Case Study: Performance Evaluation of Strain Wave Gearing Using Virtual Simulation

Abstract

Strain wave gearing, also known as harmonic gearing, offers high reduction ratios in compact and lightweight designs, making it essential for precision robotics. This study evaluates the performance of strain wave gearing through virtual simulation using RecurDyn’s MFBD (Multi Flexible Body Dynamics) technology. By analyzing gear deformation, contact forces, and dynamic interactions, the study identifies optimal design parameters, predicts performance, and reduces development time and costs.

Understanding Gear Mesh Vibration in Speed Reducers

Strain wave gearing relies on the deformation of a flexible gear (Flex Spline) by a rotating Wave Generator to engage with a rigid Circular Spline. Its unique mechanism presents challenges for traditional FEA tools due to rapid deformation, high contact forces, and inertial effects. RecurDyn’s MFBD technology enables precise simulation of these dynamics, offering insights into stress distribution, vibration, and transmission error under various operational conditions.

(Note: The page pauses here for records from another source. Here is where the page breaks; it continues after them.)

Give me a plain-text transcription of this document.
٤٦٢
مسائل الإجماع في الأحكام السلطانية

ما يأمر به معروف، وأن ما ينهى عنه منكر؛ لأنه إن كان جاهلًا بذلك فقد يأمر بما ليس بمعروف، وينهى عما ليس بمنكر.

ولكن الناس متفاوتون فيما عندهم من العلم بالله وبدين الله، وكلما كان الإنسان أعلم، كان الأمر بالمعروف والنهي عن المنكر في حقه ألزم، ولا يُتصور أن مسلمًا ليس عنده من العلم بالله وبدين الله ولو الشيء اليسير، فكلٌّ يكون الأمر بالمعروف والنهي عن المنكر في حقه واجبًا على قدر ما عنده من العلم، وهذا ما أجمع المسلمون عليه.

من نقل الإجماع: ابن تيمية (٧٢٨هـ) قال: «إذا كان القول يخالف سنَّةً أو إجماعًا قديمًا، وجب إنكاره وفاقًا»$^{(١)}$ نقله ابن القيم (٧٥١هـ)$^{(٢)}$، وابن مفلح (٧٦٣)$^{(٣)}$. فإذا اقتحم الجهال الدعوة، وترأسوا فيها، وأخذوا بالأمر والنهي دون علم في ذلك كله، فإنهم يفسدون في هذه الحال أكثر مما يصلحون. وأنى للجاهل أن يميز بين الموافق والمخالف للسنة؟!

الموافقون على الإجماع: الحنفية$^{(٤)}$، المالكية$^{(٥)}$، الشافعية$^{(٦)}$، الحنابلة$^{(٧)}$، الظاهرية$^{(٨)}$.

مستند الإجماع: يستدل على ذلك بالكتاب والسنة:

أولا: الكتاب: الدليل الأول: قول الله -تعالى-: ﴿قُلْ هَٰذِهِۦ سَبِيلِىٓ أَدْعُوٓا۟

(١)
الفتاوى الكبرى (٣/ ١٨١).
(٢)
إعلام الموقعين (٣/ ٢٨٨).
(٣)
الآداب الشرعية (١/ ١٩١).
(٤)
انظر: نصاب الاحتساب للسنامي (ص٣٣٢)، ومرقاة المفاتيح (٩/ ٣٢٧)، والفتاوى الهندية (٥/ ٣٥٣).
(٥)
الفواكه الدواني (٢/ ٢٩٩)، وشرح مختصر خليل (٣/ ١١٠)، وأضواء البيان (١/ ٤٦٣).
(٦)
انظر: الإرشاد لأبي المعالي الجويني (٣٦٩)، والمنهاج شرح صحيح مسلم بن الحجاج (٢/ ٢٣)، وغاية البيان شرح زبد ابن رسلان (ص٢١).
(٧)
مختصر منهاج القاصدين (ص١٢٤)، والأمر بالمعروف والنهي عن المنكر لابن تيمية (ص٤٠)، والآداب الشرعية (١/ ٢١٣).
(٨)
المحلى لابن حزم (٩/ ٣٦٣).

Advanced Order Tracking Techniques for Gear Vibration Analysis

Simulation Process:

Modeling Components:
- Circular Spline and Wave Generator modeled as rigid bodies.
- Flex Spline modeled as a flexible body, prestressed in its initial state using FullFlex.
Contact Algorithms:
- High-accuracy Geo Contact for interactions between Flex Spline teeth and Circular Spline.
- Optimized Geo Cylinder contact for the interface between the Flex Spline and Wave Generator.
Dynamic Simulation:
- Simulated high-speed motion and large deformations of the Flex Spline.
- Visualized contact force distribution and pressure between gear teeth.

Outcomes of Gear Mesh Vibration Analysis in Speed Reducers

Performance Insights:

Quantified the effects of design tolerances, such as dimensional differences and twist angle variations, on vibration and transmission error.
Evaluated stresses and deformation in the Flex Spline under different load and speed conditions.
Predicted reaction forces on the Wave Generator and their impact on overall system behavior.

Optimization:

Identified an optimal tooth profile for improved efficiency and reduced transmission error.
Suggested design adjustments based on quantitative performance predictions.

Cost and Time Savings:

Accelerated the design process through virtual testing, reducing reliance on physical prototypes.

Insights into Gear Vibration Challenges and Solutions

The study highlights the importance of RecurDyn’s MFBD technology in analyzing complex gear systems like strain wave gearing. Advanced contact algorithms ensured accurate simulations of gear interactions, while visualization tools provided valuable insights into force distributions and stresses. These capabilities enabled precise performance predictions and facilitated design optimization for high-precision applications.

Enhancing Speed Reducer Reliability through Expert Vibration Analysis

This case study demonstrates the effectiveness of virtual simulation for evaluating strain wave gearing performance. RecurDyn enabled accurate modeling of gear deformation and contact dynamics, providing critical insights into design parameters and operational efficiency. The approach reduced development time and costs, ensuring optimal performance for robotics and other precision applications.